Naked Gypsy Queens – Georgiana video
Today, with the release of their debut single “Georgiana,” the Tennessee quartet Naked Gypsy Queens stake their claim as the new heavyweights of rock & roll’s modern-day renaissance. Rooted in amplified blues, hard-charging grooves, and dual lead guitars, the band builds upon the larger-than-life sound of their heroes from the 1960s and ’70s, keeping the flame burning for old-school hard rock while using their own 21st century fuel. Having just been signed to Mascot Records, the band’s debut full-length album is slated for release in late 2021.
Formed while all four members were still in high school, Naked Gypsy Queens built their audience the blue-collar way: by plugging in, turning up, and playing out. They cut their teeth on the classics — the Rolling Stones, MC5, the Allman Brothers, and Pink Floyd — and funneled those influences into their own songs, creating an original sound that was loud, aggressive, and filled with supersized hooks. After developing a loyal following in their hometown of Franklin, TN, they set their sights on Nashville, quickly becoming one of the city’s premiere rock acts before any of the bandmates had turned 20 years old.
“Our goal was to become the baddest live band around,” says frontman Chris Attigliato, who shares guitar duties with Cade Pickering. “We were loud. We were a band you had to see onstage. It started to become a cult thing, with lines forming around the block at some venues. We weren’t trying to achieve the highest number of digital streams; we were just doing what we wanted to do, and making the music we wanted to make. As it turned out, we were pushing some buttons, too.”
Showcasing the chemistry between Attigliato, Pickering, bassist Bo Howard, and drummer Landon Herring, “Georgiana“ was recorded in Detroit with studio veterans Marlon Young, Al Sutton, and Herschel Boone – the same team that helmed Greta Van Fleet’s chart-topping Anthem of the Peaceful Army.

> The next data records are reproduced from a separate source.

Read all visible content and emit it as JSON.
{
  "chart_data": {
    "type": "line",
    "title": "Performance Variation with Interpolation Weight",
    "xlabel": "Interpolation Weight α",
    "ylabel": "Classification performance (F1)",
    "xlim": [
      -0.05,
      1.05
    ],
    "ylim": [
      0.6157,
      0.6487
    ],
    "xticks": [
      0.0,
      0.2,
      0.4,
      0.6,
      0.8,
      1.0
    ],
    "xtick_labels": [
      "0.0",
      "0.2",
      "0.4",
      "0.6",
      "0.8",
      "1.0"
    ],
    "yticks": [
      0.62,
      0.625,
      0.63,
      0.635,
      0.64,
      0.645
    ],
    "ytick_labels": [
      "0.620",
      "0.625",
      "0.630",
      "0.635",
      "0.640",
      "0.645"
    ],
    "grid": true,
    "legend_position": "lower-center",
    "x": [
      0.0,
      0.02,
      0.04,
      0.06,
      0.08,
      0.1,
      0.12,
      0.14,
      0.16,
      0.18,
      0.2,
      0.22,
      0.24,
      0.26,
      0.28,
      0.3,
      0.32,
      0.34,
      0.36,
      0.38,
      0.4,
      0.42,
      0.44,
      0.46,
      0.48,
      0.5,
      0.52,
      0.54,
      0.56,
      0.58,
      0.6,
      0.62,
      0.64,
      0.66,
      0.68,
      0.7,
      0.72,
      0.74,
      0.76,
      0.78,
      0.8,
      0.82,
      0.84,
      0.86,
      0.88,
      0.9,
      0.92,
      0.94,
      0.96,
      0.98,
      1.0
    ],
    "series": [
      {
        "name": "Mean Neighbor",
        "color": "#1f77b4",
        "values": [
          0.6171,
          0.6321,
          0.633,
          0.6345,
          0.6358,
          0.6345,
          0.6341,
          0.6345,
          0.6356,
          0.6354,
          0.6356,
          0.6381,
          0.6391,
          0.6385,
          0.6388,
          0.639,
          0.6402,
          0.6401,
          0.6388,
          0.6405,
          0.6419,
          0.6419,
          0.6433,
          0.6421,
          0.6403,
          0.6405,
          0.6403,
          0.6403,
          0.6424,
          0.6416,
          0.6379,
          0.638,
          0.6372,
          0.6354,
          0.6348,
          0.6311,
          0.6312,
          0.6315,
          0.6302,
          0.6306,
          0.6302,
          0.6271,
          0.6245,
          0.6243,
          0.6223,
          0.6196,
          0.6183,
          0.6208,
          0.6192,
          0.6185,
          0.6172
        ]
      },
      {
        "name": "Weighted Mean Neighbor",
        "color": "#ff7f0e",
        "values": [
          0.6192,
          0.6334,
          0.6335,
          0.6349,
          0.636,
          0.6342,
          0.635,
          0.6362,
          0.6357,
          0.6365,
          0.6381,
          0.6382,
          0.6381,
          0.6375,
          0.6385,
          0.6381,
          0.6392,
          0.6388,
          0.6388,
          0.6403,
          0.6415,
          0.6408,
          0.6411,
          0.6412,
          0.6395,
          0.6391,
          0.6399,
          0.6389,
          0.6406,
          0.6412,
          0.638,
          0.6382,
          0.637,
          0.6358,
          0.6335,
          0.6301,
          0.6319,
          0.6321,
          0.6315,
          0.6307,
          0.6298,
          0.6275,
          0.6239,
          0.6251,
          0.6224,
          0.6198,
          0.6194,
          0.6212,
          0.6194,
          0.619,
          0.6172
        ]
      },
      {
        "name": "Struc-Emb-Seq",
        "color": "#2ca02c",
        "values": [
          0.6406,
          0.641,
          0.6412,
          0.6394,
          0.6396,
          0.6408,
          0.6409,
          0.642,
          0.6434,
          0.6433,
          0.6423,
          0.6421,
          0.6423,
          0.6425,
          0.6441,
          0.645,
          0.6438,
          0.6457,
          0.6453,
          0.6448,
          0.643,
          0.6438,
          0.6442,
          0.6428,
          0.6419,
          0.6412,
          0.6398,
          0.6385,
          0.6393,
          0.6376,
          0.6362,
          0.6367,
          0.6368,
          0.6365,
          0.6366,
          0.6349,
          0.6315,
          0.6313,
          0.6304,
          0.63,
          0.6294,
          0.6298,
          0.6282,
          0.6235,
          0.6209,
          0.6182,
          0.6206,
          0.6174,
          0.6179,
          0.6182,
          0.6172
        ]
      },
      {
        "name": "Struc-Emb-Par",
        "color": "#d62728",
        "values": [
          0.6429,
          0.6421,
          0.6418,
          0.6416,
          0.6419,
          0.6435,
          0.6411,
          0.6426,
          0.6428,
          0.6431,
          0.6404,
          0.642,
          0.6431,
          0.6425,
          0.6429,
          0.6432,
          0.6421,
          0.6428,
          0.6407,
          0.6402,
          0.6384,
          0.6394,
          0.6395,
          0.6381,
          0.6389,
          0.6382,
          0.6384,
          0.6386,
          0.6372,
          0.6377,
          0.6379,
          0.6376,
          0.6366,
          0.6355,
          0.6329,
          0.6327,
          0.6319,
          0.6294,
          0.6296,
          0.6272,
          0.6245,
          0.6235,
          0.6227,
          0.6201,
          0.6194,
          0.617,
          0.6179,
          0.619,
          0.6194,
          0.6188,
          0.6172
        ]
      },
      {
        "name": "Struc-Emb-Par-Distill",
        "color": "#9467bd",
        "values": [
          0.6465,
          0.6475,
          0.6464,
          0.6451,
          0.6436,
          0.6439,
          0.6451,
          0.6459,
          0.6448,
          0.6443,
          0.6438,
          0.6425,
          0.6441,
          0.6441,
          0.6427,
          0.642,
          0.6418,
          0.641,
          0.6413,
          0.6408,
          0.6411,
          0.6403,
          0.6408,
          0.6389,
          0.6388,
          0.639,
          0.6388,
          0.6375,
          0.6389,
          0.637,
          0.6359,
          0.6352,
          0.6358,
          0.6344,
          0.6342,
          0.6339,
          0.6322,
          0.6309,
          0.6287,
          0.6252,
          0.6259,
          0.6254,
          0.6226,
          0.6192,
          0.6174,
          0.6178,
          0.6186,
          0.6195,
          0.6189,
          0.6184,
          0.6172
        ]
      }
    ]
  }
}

Legends like Alice Cooper and MC5’s Wayne Kramer stopped by the studio throughout the tracking process, strengthening the bond between Naked Gypsy Queens and the rock icons who came before them.

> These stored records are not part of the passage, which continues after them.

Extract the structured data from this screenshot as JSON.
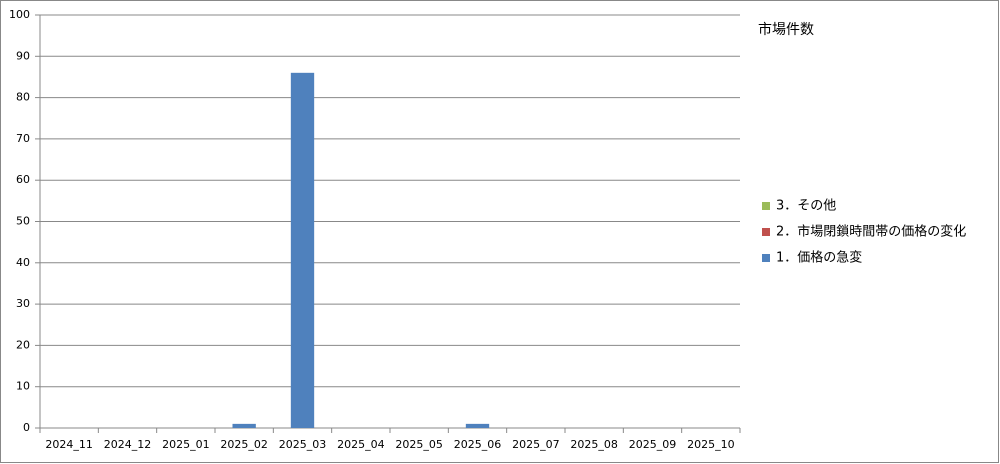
{
  "chart_data": {
    "type": "stacked_bar",
    "title": "市場件数",
    "categories": [
      "2024_11",
      "2024_12",
      "2025_01",
      "2025_02",
      "2025_03",
      "2025_04",
      "2025_05",
      "2025_06",
      "2025_07",
      "2025_08",
      "2025_09",
      "2025_10"
    ],
    "series": [
      {
        "name": "1．価格の急変",
        "color": "#4f81bd",
        "values": [
          0,
          0,
          0,
          1,
          86,
          0,
          0,
          1,
          0,
          0,
          0,
          0
        ]
      },
      {
        "name": "2．市場閉鎖時間帯の価格の変化",
        "color": "#c0504d",
        "values": [
          0,
          0,
          0,
          0,
          0,
          0,
          0,
          0,
          0,
          0,
          0,
          0
        ]
      },
      {
        "name": "3．その他",
        "color": "#9bbb59",
        "values": [
          0,
          0,
          0,
          0,
          0,
          0,
          0,
          0,
          0,
          0,
          0,
          0
        ]
      }
    ],
    "ylim": [
      0,
      100
    ],
    "yticks": [
      0,
      10,
      20,
      30,
      40,
      50,
      60,
      70,
      80,
      90,
      100
    ],
    "grid": true,
    "legend": "right"
  }
}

“We’ve got an older sound, mixed with something new,” says Howard, who remembers stumbling across Attigliato and Herring in the basement of the boys’ Tennessee high school, bashing their way through Led Zeppelin’s “Whole Lotta Love” with beyond-their-years skill. “From the first time I met these guys, I knew I had to play with them. I knew we could make music that drew in other people our age, while still appealing to those who grew up with this kind of music.”
With a sound that reaches across generations, Naked Gypsy Queens bridge the divide between the genre’s past and future, creating timeless rock & roll for the modern world. Led not only by Chris’ soulful howl, but also the sonic punch of a taught rhythm section and the interlocked riffs of two lead guitarists, Naked Gypsy Queens are royalty in the making.